Church Of St Leonard is a Grade I listed building in the East Staffordshire local planning authority area, England. First listed on 12 January 1966. A Medieval Church.

Church Of St Leonard

WRENN ID
outer-mortar-meadow
Grade
I
Local Planning Authority
East Staffordshire
Country
England
Date first listed
12 January 1966
Type
Church
Period
Medieval
Source
Historic England listing

Description

Church of St Leonard

Parish church, built around 1300, with a vestry added in 1829–30 and a porch added in 1860 by Street. The chancel was restored in 1851 by Augustus Welby Northmore Pugin. The building is constructed of ashlar with a slate roof to the chancel, featuring crested ridge tiles and coped verges.

The church comprises a west tower with diagonal buttresses, a four-bay nave with aisles and south porch, a three-bay chancel with angle buttresses, and an octagonal north vestry with buttresses at each angle.

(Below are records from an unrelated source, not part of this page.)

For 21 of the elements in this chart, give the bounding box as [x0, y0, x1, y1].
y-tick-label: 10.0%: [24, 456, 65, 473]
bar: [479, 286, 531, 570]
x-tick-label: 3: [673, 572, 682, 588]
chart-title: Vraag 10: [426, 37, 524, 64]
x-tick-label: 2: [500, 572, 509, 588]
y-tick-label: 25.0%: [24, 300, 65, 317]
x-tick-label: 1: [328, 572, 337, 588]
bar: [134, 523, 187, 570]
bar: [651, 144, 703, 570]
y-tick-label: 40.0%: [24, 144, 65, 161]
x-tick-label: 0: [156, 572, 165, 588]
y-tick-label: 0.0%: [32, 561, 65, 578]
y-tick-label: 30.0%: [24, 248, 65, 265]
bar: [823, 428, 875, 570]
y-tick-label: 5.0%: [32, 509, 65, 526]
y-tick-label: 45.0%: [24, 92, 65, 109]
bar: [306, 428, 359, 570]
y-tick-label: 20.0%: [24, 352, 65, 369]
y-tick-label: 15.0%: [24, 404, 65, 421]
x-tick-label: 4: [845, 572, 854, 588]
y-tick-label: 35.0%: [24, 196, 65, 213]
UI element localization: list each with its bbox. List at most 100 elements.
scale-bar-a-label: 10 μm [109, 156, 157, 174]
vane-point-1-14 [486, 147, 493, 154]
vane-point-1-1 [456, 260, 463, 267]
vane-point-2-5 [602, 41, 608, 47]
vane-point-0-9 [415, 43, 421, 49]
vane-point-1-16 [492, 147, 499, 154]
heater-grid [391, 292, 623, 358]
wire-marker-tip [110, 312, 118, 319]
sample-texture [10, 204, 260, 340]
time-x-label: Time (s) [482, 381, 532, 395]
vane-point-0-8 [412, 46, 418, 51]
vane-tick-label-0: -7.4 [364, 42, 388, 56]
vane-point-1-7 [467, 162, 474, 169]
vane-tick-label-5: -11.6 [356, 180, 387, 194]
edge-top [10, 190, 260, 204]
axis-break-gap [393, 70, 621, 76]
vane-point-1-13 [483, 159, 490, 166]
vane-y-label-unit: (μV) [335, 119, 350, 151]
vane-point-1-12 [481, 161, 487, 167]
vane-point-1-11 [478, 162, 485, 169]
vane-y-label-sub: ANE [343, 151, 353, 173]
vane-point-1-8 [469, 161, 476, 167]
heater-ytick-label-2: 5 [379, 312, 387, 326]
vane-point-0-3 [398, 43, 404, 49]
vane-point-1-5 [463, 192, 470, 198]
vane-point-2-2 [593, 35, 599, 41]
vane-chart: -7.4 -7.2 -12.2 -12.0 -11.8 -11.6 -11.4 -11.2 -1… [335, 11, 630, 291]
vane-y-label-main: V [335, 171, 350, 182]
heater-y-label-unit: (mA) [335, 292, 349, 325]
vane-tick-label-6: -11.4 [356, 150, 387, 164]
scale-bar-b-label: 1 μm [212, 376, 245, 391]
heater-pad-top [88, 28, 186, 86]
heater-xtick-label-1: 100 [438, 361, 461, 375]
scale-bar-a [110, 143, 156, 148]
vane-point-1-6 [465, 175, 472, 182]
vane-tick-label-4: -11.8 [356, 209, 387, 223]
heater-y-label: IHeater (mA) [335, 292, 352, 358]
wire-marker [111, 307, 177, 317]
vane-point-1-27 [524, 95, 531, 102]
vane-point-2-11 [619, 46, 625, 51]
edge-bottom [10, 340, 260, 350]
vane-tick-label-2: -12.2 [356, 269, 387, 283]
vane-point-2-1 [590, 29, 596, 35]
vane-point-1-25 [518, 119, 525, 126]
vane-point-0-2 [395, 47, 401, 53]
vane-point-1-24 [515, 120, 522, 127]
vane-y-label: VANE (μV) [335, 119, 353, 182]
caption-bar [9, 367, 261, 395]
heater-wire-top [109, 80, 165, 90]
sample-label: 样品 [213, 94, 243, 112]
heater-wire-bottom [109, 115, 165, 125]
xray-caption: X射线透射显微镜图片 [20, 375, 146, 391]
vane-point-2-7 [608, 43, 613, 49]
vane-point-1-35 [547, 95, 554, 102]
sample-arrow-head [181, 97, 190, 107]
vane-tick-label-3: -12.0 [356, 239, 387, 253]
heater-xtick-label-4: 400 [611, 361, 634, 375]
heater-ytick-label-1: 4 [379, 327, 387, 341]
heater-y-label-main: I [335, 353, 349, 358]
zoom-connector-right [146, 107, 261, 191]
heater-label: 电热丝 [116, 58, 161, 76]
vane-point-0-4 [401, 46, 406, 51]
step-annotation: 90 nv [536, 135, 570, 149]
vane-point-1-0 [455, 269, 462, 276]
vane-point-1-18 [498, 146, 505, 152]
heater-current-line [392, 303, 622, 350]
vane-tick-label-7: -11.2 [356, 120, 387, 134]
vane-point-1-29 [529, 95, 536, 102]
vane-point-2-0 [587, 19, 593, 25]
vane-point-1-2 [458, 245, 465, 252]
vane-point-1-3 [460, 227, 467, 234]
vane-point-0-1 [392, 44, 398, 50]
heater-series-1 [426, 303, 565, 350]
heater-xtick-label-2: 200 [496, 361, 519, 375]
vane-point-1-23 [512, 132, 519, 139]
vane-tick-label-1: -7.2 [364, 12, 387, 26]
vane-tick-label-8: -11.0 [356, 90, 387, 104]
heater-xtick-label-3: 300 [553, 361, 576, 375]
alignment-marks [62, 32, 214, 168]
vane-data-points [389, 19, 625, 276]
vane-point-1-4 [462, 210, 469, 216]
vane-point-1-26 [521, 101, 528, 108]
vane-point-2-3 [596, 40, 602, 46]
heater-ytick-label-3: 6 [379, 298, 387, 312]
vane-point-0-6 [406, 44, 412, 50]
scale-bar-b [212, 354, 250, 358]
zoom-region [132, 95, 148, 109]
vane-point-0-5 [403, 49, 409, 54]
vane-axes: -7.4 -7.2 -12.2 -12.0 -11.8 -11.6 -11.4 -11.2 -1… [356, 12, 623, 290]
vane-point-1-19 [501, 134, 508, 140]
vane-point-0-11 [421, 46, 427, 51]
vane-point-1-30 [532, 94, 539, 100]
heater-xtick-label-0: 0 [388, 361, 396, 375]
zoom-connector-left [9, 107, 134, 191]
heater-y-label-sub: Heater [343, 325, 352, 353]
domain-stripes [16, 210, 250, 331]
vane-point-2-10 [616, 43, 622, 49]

The west tower has two stages with a crenellated parapet. The buttresses die away below the belfry stage, which is a later addition, probably of the mid-19th century. The west window is a 2-light opening with a hood mould terminating in heads, restored; above it sits a small square-headed window containing two trefoil-arched lights with super mullions. The belfry openings are pointed 2-light windows with hood moulds terminating in heads. The nave has Late 15th- or 16th-century clerestory windows of three trefoil-headed lights under a 4-centred arch. The aisles contain square-headed windows of two ogee-trefoil arch lights and a moulded parapet. The gabled south porch has a pointed arch to the south door and an arch-braced roof. The chancel has pointed windows with Y-tracery, with bay divisions marked by buttresses. The east window is a pointed 5-light window with intersecting tracery. On the south side is a recess containing a recumbent effigy of a priest, dating from the early 13th century. The vestry has a Tudor arch door to the west, a 3-light window to the north, and a 2-light window to the east; both windows consist of trefoil-arched lights under a square head.

Interior: The nave arcade consists of double-chamfered pointed arches on cylindrical columns with moulded capitals and hoodmoulds terminating in heads. A wide pointed chancel arch with continuous roll moulding and broad fillet opens into the chancel. A pointed tower arch with similar moulding, restored, opens into the tower. The nave roof dates from around 1853 and is a copy of the original of around 1500; it is nearly flat with moulded tie beams, principal rafters and ridge piece, and chamfered common rafters. The chancel roof is a 19th-century scissor-braced structure. Sedilia with trefoil-headed niches and a continuous hood mould are present in the chancel, along with a double piscina with a trefoil ogee arch and quatrefoil tracery above two scalloped basins.

Fittings include a 12th-century pillar piscina with a scalloped bowl, a 14th-century octagonal font with roll-moulded bands, and 15th-century bench ends with carved tracery and poppyheads. A 15th-century rood screen, restored by Bodley in 1881, has four lights on each side of a central opening, with a frieze and cresting. A 19th-century octagonal pulpit attributed to Pugin has panelled sides, and a mid-19th-century brass altar rail is present.

Monuments in the chancel include: a chest tomb for Sir Lewis Bagot (died 1534) with incised effigies of Sir Lewis and his two wives on top; a chest tomb for Thomas Bagot (died 1541) and his wife with two incised figures on top; a chest tomb for Sir Richard Bagot (died 1596) and his wife with two recumbent effigies, Sir Richard in plate armour with a helmet topped by a goats-head crest hung above the tomb; an incised floor slab for Francis Aston (died 1593) and his wife; a cartouche for Hervey Bagot (died 1755); and three late 17th- or early 18th-century aedilular wall plaques, one with Ionic columns surmounted by an urn spouting flame and looped-up curtains to the sides, the others with Corinthian columns, foliated brackets, and open-top pediments containing coats of arms. In the vestry are two wall plaques: one for Sir Edward Bagot (died 1673) with a semi-circular head surmounted by a coat of arms and flanking cherubs, and a double plaque for Sir Walter Bagot and Dame Jane Bagot (died 1695) with two semi-circular headed panels, outer foliated pilasters, and a gadrooned cornice.